Or, déjà, notre réel corporel est la mise en lumière de cette aporie : notre propre visage ne nous est atteignable, tout comme notre propre dos, que par le subterfuge du miroir. Quant à notre totalité corporelle, à nos postures existentielles, ce sont les Autres qui en prennent conscience d’une façon bien plus aigüe que nous ne pourrions jamais le faire, ce que Philippe Sollers exprimait avec brio dans « Un vrai roman- Mémoires » :
« C’est votre façon inconsciente de corporer qui est en jeu, votre présence jusqu’en vos absences. Votre manière de celluler, de sanguer, de chromosomer, de respirer, de digérer, de résonner, d’écouter, de dormir, de rire, de reculer, d’avancer, de hocher, de regarder, de parler, d’écrire, de remuer, de ne pas bouger, de rêver. […] Bref, c’est votre ton fondamental qui les irrite [les autres] au plus haut point, mais ce ton est là avant vous, il vient de plus loin que vous, il passe à travers vous, il vous crée, vous enfante, vous donne un sujet, des objets, une vie, une mort, un monde. »
Or, ce très fameux « ton fondamental » qui est votre essence, ce sont les Autres, ceux et celles qui vous font face qui en distillent la pure ambroisie. Vous, vous êtres trop près de vous, vous êtes dans le proximal, l’immédiatement préhensible et c’est bien cette myopie qui vous affecte et tend devant vous ce brouillard blanc, ces chutes de grésil, cette floculation opaline qui, paradoxalement, vous place en tant que le dernier à vous connaître. Vous êtes, à vous-mêmes, cette Terra incognita couverte de brouillard, dans laquelle nul orient ne vous indique plus la valeur de votre chiffre.
Témoigner de l’Autre
Encre de chine sur papier - 2017
Ici, du proximal, nous sommes passés au mi-distant, au moyen terme, à la profondeur de champ moyenne, celle que nous rencontrons le plus souvent dans cette médiété qui est notre pain de tous les jours. Nous sommes, essentiellement, des êtres du moyen terme, ce que JMG Le Clézio définit excellement dans son essai de jeunesse « L’extase matérielle » par la belle expression « d’infiniment moyen ». « Tout juste un individu » aurait dit Céline, repris par Sartre en incipit de « La nausée ». Mais revenons à « Encre de Chine » et tâchons d’y lire la possibilité d’un accroissement de sens par rapport à l’œuvre qui précède. Si nous avons défini les Sujets que nous sommes, identiques à la blancheur, ici donc c’est le fond du papier qui est le Sujet, l’écriture devenant l’autre du Sujet, son nécessaire opposé.

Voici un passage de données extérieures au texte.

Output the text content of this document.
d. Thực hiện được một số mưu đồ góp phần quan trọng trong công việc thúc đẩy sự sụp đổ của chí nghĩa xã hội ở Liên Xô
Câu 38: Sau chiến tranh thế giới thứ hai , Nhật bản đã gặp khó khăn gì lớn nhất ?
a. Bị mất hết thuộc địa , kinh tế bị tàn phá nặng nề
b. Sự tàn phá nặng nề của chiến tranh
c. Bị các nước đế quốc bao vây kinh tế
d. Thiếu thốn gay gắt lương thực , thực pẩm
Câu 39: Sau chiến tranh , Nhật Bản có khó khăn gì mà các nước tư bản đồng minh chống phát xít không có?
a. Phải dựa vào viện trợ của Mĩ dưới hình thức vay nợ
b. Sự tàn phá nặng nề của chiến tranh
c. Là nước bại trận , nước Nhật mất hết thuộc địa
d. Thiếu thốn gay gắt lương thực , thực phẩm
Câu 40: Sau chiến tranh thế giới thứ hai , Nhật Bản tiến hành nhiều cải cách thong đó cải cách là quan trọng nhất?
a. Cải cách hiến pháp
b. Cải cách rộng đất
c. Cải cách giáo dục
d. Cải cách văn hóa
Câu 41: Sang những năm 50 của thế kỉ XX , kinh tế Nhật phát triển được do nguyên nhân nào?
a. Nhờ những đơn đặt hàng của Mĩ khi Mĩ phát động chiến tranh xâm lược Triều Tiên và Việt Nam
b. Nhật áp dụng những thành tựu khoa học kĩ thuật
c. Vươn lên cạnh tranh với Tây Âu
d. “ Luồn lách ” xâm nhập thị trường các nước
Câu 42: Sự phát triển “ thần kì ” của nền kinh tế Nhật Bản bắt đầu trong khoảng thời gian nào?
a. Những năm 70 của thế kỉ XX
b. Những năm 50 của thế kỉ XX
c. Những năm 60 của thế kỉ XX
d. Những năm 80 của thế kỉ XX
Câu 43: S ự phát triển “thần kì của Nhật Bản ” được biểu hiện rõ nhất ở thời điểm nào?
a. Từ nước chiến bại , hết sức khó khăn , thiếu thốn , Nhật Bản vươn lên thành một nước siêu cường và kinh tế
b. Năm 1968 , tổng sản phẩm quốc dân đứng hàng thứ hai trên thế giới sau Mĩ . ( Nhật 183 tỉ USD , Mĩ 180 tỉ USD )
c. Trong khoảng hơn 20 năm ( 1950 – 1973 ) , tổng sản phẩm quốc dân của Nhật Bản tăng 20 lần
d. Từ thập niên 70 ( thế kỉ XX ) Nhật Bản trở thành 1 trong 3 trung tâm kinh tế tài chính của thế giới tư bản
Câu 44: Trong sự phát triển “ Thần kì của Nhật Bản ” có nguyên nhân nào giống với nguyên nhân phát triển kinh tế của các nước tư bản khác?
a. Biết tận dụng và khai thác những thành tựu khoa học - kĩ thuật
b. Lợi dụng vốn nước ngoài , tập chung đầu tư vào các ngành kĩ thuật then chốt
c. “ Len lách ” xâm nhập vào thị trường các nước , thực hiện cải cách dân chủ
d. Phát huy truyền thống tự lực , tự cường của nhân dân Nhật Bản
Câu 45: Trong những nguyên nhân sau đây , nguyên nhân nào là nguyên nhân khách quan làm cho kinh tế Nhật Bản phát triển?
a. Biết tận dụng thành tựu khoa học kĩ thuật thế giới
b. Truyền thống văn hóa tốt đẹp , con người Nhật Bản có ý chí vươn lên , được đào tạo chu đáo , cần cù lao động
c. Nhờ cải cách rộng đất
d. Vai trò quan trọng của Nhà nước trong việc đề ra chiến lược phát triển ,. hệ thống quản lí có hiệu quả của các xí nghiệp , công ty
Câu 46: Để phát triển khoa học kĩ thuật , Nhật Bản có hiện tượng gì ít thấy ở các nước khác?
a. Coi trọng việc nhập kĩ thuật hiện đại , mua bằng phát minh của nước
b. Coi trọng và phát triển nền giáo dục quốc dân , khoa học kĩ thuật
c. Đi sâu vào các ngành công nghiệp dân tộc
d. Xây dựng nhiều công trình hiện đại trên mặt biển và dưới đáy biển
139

Voici, le Sujet qui était égaré en sa propre blancheur, commence à percevoir des signes, certes une forêt de signes dont aucun ne paraît prévaloir par rapport aux signes contigus. Alors il faut accommoder, se pencher sur le foisonnement lexical, chercher à y deviner quelques signifiants et douter de sa propre interprétation, des projections inconscientes qui peuvent s’y glisser, en altérer le sens. Mais c’est égal, il faut construire, édifier sur cette blancheur et donner acte à tout ce qui se produit devant Soi, qui éloigne de ce chaos primitif qui, toujours, menace de nous rattraper. Laborieusement, méticuleusement, sur le Vergé de sa conscience, des bribes de phrases paraissent qu’il s’agit de noter :
« …les coulisses de l’écrit… »
« … l’amour du geste… »
« …qui connaît le chemin… »
« …cette douleur physique… »
« …devait effacer… »
De la justesse de ses prélèvements, le Soi n’est nullement sûr, mais déjà il se rassure de ses premières explorations, de ses hypothétiques approximations. Du blanc tapis de neige s’est levé un fin grésil portant témoignage des poussières du sol, ces essais de diction du noir jouant avec le livide du blanc, lui conférant ses assises signifiantes, du moins ses valeurs élémentaires, celles qui lui confèreront les fondements de son essence. Mais témoigner de l’Autre, cet Écriveur de mots à l’encre de Chine, ne suffit pas et c’est du tout autre qu’est le Monde dont il est nécessaire de percevoir les messages, de les traduire de façon à ce qu’une large sémantique s’installant, le Peuple des Signes finisse par occulter une blancheur trop envahissante, couleur de Néant. « Un signe nous sommes, privé de sens … », affirmait le Poète aves justesse.
Témoigner du Monde
La blancheur qui était encore nettement visible au travers des mailles de l’encre de Chine, se fait spatialement plus discrète, elle se teinte d’ivoire et, s’atténuant, se mêlant aux motifs polychromes du Monde (ces bandes bleues alternées pareilles à des flux marins ; la danse noire des hiéroglyphes, on dirait des fûts sylvestres calcinés) la blancheur donc, commence petit à petit à perdre son « in-signifiance » pour gagner sa signifiance, devenir partie prenante de ce sens partout répandu, depuis le vaste territoire marin jusqu’aux plus hauts sommets des montagnes en passant par les ramures des rivières, la chevelure des arbres, le lacis noir des routes, le fin liseré des côtes océanes, les damiers des rizières, la lancée des digues dans l’espace.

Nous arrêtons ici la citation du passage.